This article focuses on the embroidery process and explains why it might be the better option for you and then explains how to get a quote.

The embroidery process is a very simple concept and is thousands of years old.

Your design is stitched into the fabric of your garment in a way that utilises some specific techniques to maximise the aesthetic and utilitarian effect of your logo or artwork. 

Aesthetic

'Aesthetic' because it needs to look its best; 'utilitarian' because it needs to function correctly.

The aesthetic of your embroidered design can be enhanced or ruined by the techniques used during the digitisation process. This is down to the skill of the digitiser and the same design can be digitised completely differently by two different practitioners. We have covered this process in more detail but the basic premise is that the type of stitch and the angle of the stitch and the stitch density are all variables that can produce a different result, deployed correctly they can enhance the aesthetic, deployed incorrectly they can detract from the aesthetic.

 Utility

The utilitarian performance of your design is also important. This is particularly true when converting the text in your artwork into workable embroidery. Your logo, especially if it is your business logo, often needs to communicate something. This might be the company name, a web address a phone number a tag line. All of these can present a challenge if the text is small. An embroidery machine is a highly specialised, intricately designed piece of technology and mechanics which can do amazing things but it cannot do small text detail if your letters are smaller than 6mm high.

This is often a problem with designs that are to go on the left breast of a garment and this is most often where an embroidery design is required.

The solution to the problem of your text not working is going to be a reworking of your artwork slightly and this is where the skill of your account manager and the artwork department comes in.

If your graphic designer and your marketing department and your corporate guidelines are too rigid to allow modification then embroidery may not be for you.

Cost factors

You probably have a budget or at least an idea of what you are expecting to pay for your project.

An embroidery design is priced on the number of stitches required to produce your design. If you go 'big' you rack up costs because there are more stitches involved.

If you have solid blocks, large objects in your design, this requires lots of fill stitches and increases the cost.

The average size for a left breast embroidery is somewhere between 70mm and 100mm.

A large embroidery on the back of a garment will be expensive but you can normally go up to about 250mm wide. Different embroidery machines will offer different maximums.

 What next?

If you have a project and need a quote or some advice then sales@shirtworks.co.uk is where you can email your artwork file and a list of what you need to get a quote and an account manager.

A Jpeg will do for quoting but make sure you send the best high resolution version you can when it comes to the order processing stage.
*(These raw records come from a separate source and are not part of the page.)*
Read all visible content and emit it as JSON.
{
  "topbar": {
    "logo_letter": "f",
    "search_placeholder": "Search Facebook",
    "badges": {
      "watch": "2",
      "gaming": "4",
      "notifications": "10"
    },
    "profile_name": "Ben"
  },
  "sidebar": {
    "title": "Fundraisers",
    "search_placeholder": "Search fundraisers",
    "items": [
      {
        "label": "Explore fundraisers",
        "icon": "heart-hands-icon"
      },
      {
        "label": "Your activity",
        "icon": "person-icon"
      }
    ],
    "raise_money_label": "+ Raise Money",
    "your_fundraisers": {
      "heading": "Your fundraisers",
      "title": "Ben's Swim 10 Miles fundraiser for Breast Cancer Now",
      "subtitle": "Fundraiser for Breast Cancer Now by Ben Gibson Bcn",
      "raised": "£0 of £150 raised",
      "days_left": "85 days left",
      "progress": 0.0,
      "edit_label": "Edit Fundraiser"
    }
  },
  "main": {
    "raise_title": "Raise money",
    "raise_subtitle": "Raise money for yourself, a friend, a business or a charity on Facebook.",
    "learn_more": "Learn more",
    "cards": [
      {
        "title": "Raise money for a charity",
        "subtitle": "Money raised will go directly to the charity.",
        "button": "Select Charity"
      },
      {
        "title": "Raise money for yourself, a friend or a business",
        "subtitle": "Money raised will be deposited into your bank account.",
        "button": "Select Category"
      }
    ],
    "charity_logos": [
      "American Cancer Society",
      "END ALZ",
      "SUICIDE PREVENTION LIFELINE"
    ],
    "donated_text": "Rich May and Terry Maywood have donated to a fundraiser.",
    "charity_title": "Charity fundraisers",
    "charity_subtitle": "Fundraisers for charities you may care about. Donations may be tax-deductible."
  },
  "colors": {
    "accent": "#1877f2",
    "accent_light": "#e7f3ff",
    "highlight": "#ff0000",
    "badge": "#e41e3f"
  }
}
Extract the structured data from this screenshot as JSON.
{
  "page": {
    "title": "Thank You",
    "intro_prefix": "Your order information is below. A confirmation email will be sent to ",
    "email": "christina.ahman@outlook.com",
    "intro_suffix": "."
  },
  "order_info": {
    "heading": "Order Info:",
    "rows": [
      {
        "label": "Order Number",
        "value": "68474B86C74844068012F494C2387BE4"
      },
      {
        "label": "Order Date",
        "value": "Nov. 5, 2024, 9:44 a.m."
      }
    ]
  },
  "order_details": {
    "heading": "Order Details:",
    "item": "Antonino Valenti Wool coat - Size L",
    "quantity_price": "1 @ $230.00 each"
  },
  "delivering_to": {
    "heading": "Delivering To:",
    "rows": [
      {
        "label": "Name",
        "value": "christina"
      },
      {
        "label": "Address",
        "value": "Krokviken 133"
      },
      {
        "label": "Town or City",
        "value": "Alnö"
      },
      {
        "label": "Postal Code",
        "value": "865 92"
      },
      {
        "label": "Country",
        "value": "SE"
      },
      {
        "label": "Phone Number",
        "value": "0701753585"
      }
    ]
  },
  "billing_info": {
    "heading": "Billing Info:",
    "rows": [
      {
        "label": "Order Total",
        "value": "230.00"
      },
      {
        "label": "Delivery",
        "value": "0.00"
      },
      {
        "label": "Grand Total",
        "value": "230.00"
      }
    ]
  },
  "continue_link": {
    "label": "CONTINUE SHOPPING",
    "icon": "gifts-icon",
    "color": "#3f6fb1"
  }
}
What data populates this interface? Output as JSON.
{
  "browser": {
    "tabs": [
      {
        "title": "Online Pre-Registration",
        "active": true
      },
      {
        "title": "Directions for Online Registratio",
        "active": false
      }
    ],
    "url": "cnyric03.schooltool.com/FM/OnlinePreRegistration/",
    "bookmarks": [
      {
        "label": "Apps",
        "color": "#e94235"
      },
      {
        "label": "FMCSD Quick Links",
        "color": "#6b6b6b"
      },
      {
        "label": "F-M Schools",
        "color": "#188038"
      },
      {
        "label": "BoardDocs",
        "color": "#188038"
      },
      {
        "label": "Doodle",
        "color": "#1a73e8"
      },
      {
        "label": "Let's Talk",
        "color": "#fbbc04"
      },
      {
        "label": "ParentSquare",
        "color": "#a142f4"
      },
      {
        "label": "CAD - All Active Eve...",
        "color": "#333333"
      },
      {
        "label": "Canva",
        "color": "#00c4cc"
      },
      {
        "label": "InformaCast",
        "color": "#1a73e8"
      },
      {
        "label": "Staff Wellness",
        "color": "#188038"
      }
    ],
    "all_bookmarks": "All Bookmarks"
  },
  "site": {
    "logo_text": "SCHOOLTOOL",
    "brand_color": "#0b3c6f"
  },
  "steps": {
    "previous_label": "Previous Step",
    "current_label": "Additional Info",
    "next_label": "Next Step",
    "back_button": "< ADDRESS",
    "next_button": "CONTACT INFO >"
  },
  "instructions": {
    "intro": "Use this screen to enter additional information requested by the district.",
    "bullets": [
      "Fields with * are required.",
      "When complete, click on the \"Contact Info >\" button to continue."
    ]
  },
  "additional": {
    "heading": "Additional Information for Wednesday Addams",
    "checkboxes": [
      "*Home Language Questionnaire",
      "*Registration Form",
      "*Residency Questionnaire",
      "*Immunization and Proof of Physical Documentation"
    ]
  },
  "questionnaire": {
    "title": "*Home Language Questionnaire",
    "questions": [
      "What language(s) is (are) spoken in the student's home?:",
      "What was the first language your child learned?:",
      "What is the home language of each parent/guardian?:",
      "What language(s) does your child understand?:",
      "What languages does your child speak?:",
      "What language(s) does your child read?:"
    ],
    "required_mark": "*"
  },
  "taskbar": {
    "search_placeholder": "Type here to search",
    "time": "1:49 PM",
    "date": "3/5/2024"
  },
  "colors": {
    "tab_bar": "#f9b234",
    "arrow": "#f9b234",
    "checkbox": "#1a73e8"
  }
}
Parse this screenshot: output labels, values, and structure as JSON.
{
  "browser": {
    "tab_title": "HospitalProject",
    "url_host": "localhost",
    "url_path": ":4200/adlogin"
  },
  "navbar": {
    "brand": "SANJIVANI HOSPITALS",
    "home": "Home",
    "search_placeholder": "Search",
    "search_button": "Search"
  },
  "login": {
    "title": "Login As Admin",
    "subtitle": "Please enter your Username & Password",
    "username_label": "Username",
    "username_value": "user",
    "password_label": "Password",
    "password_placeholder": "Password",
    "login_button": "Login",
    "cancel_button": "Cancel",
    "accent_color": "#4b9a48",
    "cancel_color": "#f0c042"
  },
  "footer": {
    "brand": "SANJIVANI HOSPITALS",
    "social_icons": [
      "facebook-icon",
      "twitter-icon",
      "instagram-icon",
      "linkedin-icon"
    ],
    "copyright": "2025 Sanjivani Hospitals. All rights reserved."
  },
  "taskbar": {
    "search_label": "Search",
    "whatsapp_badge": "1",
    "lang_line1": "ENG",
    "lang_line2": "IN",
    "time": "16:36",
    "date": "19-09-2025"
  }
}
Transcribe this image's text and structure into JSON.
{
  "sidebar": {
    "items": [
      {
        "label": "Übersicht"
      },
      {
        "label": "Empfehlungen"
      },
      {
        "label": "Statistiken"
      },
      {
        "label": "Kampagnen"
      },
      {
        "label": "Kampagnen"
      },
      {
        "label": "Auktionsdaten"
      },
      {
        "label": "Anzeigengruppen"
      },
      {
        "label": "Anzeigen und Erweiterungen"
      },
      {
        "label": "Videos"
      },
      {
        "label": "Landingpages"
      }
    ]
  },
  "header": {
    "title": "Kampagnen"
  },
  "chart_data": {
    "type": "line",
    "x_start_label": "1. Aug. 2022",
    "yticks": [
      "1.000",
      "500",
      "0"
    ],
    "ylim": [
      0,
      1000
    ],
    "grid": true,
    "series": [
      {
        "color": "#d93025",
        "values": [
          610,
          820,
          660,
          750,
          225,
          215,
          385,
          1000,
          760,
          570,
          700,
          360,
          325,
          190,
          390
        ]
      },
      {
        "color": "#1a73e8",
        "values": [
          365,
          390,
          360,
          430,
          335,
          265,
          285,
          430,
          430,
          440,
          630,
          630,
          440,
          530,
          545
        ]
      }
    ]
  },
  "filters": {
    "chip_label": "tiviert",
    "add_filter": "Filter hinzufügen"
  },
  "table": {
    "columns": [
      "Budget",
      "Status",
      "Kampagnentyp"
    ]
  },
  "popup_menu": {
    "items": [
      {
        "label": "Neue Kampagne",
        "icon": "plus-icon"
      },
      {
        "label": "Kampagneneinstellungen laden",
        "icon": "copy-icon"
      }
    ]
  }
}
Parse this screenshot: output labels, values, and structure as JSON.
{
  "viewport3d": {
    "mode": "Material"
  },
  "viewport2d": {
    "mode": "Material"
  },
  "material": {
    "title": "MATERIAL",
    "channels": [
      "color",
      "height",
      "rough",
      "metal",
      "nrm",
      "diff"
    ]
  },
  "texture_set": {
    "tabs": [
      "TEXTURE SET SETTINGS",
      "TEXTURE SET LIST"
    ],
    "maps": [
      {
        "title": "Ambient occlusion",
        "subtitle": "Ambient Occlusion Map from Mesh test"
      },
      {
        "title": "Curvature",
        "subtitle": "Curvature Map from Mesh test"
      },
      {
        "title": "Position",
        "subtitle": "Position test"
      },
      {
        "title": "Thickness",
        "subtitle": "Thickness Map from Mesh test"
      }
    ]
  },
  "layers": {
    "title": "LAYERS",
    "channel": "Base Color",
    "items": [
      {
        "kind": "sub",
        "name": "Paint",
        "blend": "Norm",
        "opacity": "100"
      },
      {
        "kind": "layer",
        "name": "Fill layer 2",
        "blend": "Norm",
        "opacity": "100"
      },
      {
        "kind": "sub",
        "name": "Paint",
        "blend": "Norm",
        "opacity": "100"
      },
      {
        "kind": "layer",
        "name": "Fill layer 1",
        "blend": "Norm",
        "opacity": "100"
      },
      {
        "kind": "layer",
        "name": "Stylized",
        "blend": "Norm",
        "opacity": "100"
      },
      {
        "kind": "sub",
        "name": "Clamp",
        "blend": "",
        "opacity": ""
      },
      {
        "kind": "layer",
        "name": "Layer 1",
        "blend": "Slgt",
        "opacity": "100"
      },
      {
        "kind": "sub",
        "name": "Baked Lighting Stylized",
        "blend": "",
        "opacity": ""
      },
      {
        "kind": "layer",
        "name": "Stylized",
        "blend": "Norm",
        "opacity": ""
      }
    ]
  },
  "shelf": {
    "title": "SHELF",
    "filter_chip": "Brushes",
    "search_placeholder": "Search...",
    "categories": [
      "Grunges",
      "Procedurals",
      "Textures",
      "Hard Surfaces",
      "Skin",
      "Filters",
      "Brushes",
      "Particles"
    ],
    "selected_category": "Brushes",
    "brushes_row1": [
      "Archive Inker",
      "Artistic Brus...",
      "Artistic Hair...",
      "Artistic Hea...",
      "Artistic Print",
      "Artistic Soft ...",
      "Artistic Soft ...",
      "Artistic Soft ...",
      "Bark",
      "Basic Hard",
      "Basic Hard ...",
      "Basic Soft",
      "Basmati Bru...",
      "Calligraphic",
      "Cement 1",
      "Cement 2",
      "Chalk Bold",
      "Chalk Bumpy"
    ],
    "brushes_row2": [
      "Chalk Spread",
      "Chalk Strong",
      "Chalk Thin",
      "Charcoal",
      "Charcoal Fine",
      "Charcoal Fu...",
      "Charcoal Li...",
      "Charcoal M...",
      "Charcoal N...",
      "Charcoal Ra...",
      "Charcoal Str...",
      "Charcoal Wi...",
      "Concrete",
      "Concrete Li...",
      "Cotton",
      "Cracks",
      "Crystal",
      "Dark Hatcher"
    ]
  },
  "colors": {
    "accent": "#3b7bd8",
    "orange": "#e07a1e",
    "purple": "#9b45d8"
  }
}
If you want a quick price now, then you need to select the garment first from our catalogue and look for the green 'quote me 'button.

  • 1 Click this button
  • 2 Tell the system what colour garment you want
  • 3 Specify your size and quantity breakdown
  • 4 Select your first position for decoration from the dropdown
  • 5 Select embroidery as your process from the dropdown
  • 6 Select number of colours in your design from dropdown
  • 7 Select the size of your design that best fits. You will see 10 options and they are differentiated by size of design and by whether the design has infill or not. Your best guess is fine for now as your account manager will check this.
  • 8 Choosing colours is optional and best left to your account manager
  • 9 Uploading artwork is advisable so your account manager can quickly check that we have quoted correctly.

 If you don't have the time or patience with online quote builders you can live chat us, call us or email us.

It is easier for the sales team to create a quote for you if you send artwork and instructions via email but we can also guide you through the quoting process over the phone or answer basic questions on live chat.

Get in touch with your project ideas.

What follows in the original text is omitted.